What Executives Need to Hear in 2026
AI matters because it converts slow, expert-only work into predictable workflows that scale across plants and sales channels. Adoption numbers vary by source, so anchor to your own baseline. Government tracking shows about 18% of US firms using AI in the prior two weeks as of December 2025, with manufacturing roughly 10–15% and higher intent ahead. That gap between interest and impact is your opening to move from talk to measurable change (Brookings summary of Census BTOS).
Skip platform monologues. Describe tasks, data, and the decision you want next month. If an AI vendor cannot explain teh ticket they will close, the quote error they will catch, or the defect they will flag, you do not have a project. You have a slide.
Three Use Cases That Sell Themselves
1) Technical product Q&A and spec comparisons. Route architect and contractor questions into a retrieval workflow built on your datasheets, certifications, warranties, and installation guides. Require evidence citations in every answer and a human approval step for customer-facing responses. Track time to first answer, first contact resolution, and evidence attachment rate.
2) Quote QA and margin guardrails in CPQ. Use AI to parse line items, options, and constraints, then flag missing accessories, incompatible selections, and margin leaks before the quote leaves the door. Independent surveys report use-case cost benefits in manufacturing while most firms still struggle to scale, which is a good reminder to target narrow wins first (McKinsey State of AI 2025).
3) Visual quality checks on one workstation. Start with a single, stable station such as pallet inspection or label verification. A fixed camera, a week of labeled images, and a simple reviewer queue can reduce rework and scrap on that station. Measure false positive rate, reviewer time per image, and rework tickets per shift.
Why AI Platforms Feel Different From Traditional Vendors
Traditional software ships fixed screens and rules. AI platforms learn from your documents, logs, and images, which means value accrues as you feed decision-grade data and tighten guardrails. Treat models as probabilistic components that require policy, monitoring, and human oversight. Use the US government’s framework as your north star for risk controls, access, and evaluation (NIST AI Risk Management Framework).
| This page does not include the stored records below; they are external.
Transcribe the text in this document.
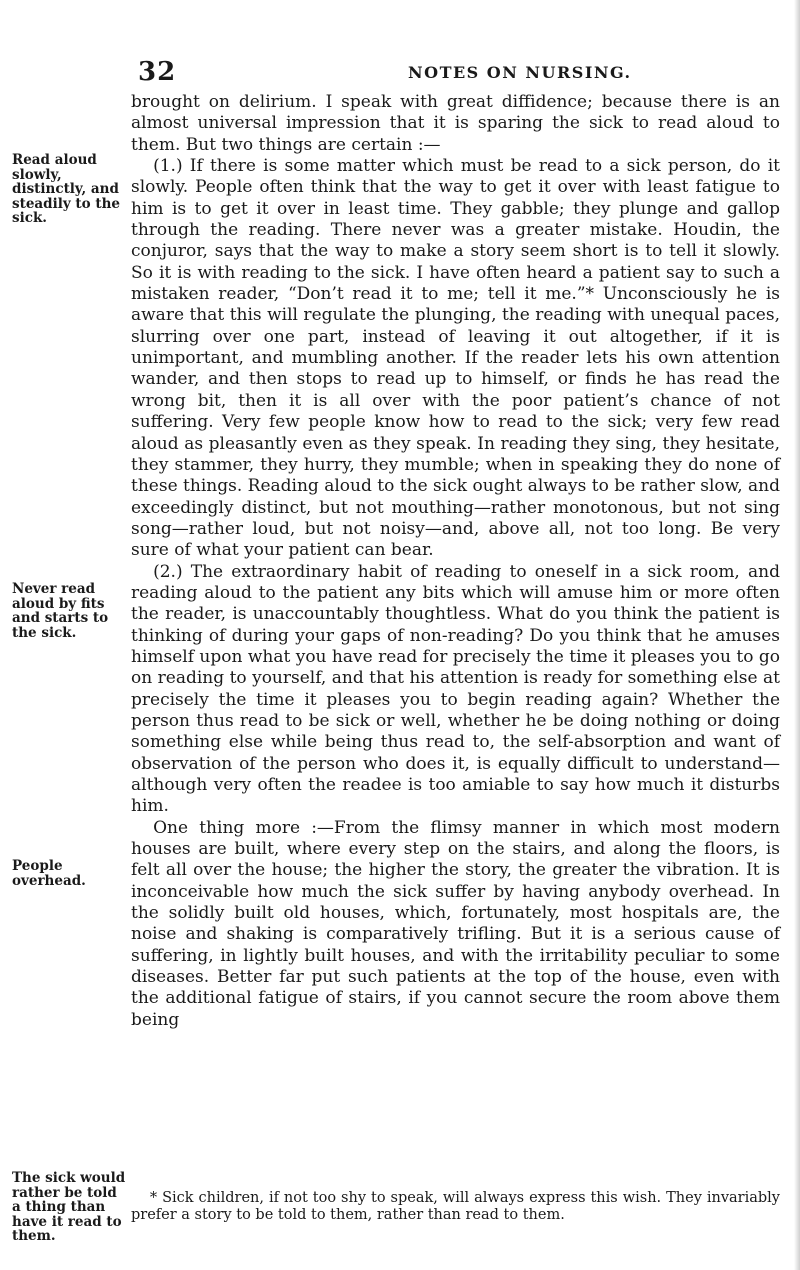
32	NOTES ON NURSING.
Read aloud slowly, distinctly, and steadily to the sick.
Never read aloud by fits and starts to the sick.
People overhead.
The sick would rather be told a thing than have it read to them.

brought on delirium. I speak with great diffidence; because there is an almost universal impression that it is sparing the sick to read aloud to them. But two things are certain :—

(1.) If there is some matter which must be read to a sick person, do it slowly. People often think that the way to get it over with least fatigue to him is to get it over in least time. They gabble; they plunge and gallop through the reading. There never was a greater mistake. Houdin, the conjuror, says that the way to make a story seem short is to tell it slowly. So it is with reading to the sick. I have often heard a patient say to such a mistaken reader, “Don’t read it to me; tell it me.”* Unconsciously he is aware that this will regulate the plunging, the reading with unequal paces, slurring over one part, instead of leaving it out altogether, if it is unimportant, and mumbling another. If the reader lets his own attention wander, and then stops to read up to himself, or finds he has read the wrong bit, then it is all over with the poor patient’s chance of not suffering. Very few people know how to read to the sick; very few read aloud as pleasantly even as they speak. In reading they sing, they hesitate, they stammer, they hurry, they mumble; when in speaking they do none of these things. Reading aloud to the sick ought always to be rather slow, and exceedingly distinct, but not mouthing—rather monotonous, but not sing song—rather loud, but not noisy—and, above all, not too long. Be very sure of what your patient can bear.

(2.) The extraordinary habit of reading to oneself in a sick room, and reading aloud to the patient any bits which will amuse him or more often the reader, is unaccountably thoughtless. What do you think the patient is thinking of during your gaps of non-reading? Do you think that he amuses himself upon what you have read for precisely the time it pleases you to go on reading to yourself, and that his attention is ready for something else at precisely the time it pleases you to begin reading again? Whether the person thus read to be sick or well, whether he be doing nothing or doing something else while being thus read to, the self-absorption and want of observation of the person who does it, is equally difficult to understand—although very often the readee is too amiable to say how much it disturbs him.

One thing more :—From the flimsy manner in which most modern houses are built, where every step on the stairs, and along the floors, is felt all over the house; the higher the story, the greater the vibration. It is inconceivable how much the sick suffer by having anybody overhead. In the solidly built old houses, which, fortunately, most hospitals are, the noise and shaking is comparatively trifling. But it is a serious cause of suffering, in lightly built houses, and with the irritability peculiar to some diseases. Better far put such patients at the top of the house, even with the additional fatigue of stairs, if you cannot secure the room above them being

* Sick children, if not too shy to speak, will always express this wish. They invariably prefer a story to be told to them, rather than read to them.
Two more practical differences matter to owners. First, change is continuous, so plan monthly model evaluations instead of annual upgrades. Second, intent is high across manufacturing, which keeps competitive pressure on laggards (Rockwell Automation 2025 State of Smart Manufacturing press update).
The Year One Keep or Cancel Test
Make the renewal decision mechanical. By month twelve, keep the platform only if all three conditions are met:
- Two production use cases are live, one in commercial operations and one in the plant, with named owners and documented fallbacks.
- Three operational metrics moved in your pilot scope and stayed stable for two consecutive months. Examples you can audit monthly: minutes to answer technical questions, quote rework rate, first pass yield on the scoped station.
- Governance is active. You have model summaries, drift and accuracy checks, and an issue log with time to remediation.
If any condition fails, cancel or renegotiate. No exceptions.
What To Ask In The Pitch Meeting
- Where does the model run, what data does it keep, and who can see the prompts, files, and images.
- Show last month’s evaluation report: accuracy on your data, error types, and how humans reviewed them.
- How do we meter value monthly in our ERP or CRM without new manual steps.
- What breaks if our taxonomy or product codes change next quarter.
Minimal Inputs To Start in Construction Materials
- Your top 100 datasheets, installation guides, and certifications as searchable PDFs, plus a product attribute table.
- Ninety days of technical service tickets or emails with resolutions and linked documents.
- One workstation’s images or short clips with 200 examples of pass and fail, and a way to capture reviewer decisions.
How To Report Progress Monthly Without Hype
Use an executive scoreboard with three rows and no vanity metrics. Row one is adoption: how many tickets answered with evidence, how many quotes auto-checked, how many images reviewed by the AI. Row two is quality: accuracy against gold sets, false positive and negative rates, and the share of AI answers that needed edits. Row three is operations: minutes saved in support, quote cycle time, and rework tickets. Keep the trend lines, not the adjectives.